Courts say investing from offshore keeps the trustee away
Rulings make it easier for ‘people to benefit from cheating’
The Fallout From Madoff’s Fraud Includes an Ironic Twist for Investors – Bloomberg
The legal fallout from Bernard Madoff’s epic fraud includes an ironic twist: a road map for investors wanting to hold on to profits that seem too good to be true.
In the eight years since Madoff’s arrest, a series of court decisions have favored investors who profited from the scam, damping the hopes of trustee Irving Picard to return more to Madoff’s victims who lost $17.5 billion in principal, legal experts say. At the core of the disputes is how far Picard can go to make the Ponzi scheme’s investors whole.
“The rulings all lower the risk associated with investing in something that might be a Ponzi scheme,” said Anthony Casey, a University of Chicago law school professor. “Some of these were inevitable conclusions of law. The courts weren’t necessarily being lenient to the big institutions. It just happens to help the wealthier investors.”

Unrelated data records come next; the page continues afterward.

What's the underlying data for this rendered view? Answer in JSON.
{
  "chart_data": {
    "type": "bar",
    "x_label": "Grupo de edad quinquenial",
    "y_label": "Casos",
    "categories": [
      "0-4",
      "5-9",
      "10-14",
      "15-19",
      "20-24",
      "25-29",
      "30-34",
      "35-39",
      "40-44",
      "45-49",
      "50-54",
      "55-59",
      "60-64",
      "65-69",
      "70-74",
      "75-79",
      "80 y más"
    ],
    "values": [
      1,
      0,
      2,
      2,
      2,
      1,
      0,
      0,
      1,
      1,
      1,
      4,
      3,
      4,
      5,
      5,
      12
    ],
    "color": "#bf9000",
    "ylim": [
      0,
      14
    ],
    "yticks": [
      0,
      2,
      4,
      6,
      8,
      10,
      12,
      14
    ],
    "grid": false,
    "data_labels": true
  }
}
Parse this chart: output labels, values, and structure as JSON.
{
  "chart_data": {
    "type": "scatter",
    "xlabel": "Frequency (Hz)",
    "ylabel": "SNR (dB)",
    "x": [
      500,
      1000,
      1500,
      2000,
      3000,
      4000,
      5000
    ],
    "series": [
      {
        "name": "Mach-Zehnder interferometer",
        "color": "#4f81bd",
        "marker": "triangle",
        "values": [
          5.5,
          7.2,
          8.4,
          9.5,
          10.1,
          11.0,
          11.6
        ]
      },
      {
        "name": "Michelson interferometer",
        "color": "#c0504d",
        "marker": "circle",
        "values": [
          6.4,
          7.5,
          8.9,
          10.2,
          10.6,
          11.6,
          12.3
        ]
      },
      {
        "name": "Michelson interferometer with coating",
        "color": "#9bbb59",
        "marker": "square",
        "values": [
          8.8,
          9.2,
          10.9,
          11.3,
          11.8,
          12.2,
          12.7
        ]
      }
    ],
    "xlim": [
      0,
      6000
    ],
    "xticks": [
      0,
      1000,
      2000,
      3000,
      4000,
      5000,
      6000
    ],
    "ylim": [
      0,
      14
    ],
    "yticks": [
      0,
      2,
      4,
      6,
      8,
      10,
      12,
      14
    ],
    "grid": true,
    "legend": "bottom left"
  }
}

Picard and his team of New York-based lawyers have recovered about 65 cents on the dollar — more than anticipated after the collapse of the biggest Ponzi scheme in U.S. history. And while the trustee’s recovery efforts continue on multiple fronts, including suits against some of Madoff’s biggest investors, the rulings took billions of dollars off the table and make a 100 percent return seem impossible.